A summer movie slate stacked with remakes, reboots, and sequels has helped produce a disappointing domestic box office decline of 12 percent over the same time period last year.
The North American box office took in an estimated $3.43 billion from May to date, according to data from comScore and Box Office Mojo — down 12 percent from the $3.9 billion made this time last year.
“What we all saw this summer is audiences were fickle. The stuff they liked, they really liked,” Jeffrey Goldstein, distribution chief for Warner Bros., told the Associated Press. “The movies that were well received were rewarded with good holds.”
The industry was hit hard this summer by several high-profile bombs, including King Arthur: Legend of the Sword, Alien: Covenant, Valerian and the City of a Thousand Planets, Pirates of the Caribbean: Dead Men Tell No Tales, Transformers: The Last Knight, and The Mummy.
Some of those films, including the aforementioned Pirates and the remake of Baywatch, starring Zac Efron and Dwayne Johnson, were able to offset steep losses in the domestic market with robust international ticket sales.
Despite the steep decline in domestic movie business, however, there remained several bright spots for studio executives.
Marvel’s Guardians of the Galaxy 2, Sony’s Spider-Man: Homecoming, DC’s Wonder Woman, Twentieth Century Fox’s War for the Planet of the Apes, and Syncopy/Warner Bros. Dunkirk have been relatively large blockbuster successes.
Moreover, fresh franchises and smaller-budgeted summer films — including Sony’s Baby Driver, the Judd Apatow-produced drama The Big Sick, the Charlize Theron-starring Atomic Blonde, and Universal Pictures/Will Packer Productions’ Girls Trip –– have proven that audiences are willing to reward film studios that put out original, entertaining products.
“The irony is, it was one of the best summers to be a moviegoer, if not a theater operator,” said Paul Dergarabedian, senior media analyst for comScore. “When I look at movies like Guardians 2, Wonder Woman, War for the Planet of the Apes, Spider-Man: Homecoming, The Big Sick,’ ‘Detroit, Baby Driver, Dunkirk, Wind River, I have to say it’s been a great time as a moviegoer.”

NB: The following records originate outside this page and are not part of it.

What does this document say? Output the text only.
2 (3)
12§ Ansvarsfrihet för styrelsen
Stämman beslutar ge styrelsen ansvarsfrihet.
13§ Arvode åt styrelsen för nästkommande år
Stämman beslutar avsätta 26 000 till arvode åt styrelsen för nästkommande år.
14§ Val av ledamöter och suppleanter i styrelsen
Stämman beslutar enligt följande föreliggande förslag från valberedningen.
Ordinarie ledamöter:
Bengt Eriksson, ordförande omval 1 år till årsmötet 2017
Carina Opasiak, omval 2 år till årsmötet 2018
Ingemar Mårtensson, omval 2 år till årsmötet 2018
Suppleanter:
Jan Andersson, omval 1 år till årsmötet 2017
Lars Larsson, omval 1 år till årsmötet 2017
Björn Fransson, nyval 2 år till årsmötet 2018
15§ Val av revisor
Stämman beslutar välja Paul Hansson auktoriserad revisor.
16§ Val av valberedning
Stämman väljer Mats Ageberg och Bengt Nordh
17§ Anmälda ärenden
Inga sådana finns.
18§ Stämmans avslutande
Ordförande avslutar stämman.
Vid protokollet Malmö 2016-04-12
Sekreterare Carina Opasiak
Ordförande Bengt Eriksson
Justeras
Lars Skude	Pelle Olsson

“This is sort of: It was the best of times, it was the worst of times,” Dergarabedian added.
Overall, total box office revenues were also down 3.5 percent, currently sitting at $7.18 billion.
The box office sales slump comes at a time that the average price per movie ticket continues to rise.
According to a new report from the National Association of Theatre Owners (NATO), the average price American consumers paid for a ticket hit a new high in the second quarter of 2017, at $8.95 — a figure that represents a 2.5 percent increase from exactly a year ago, though the figures are not adjusted for inflation.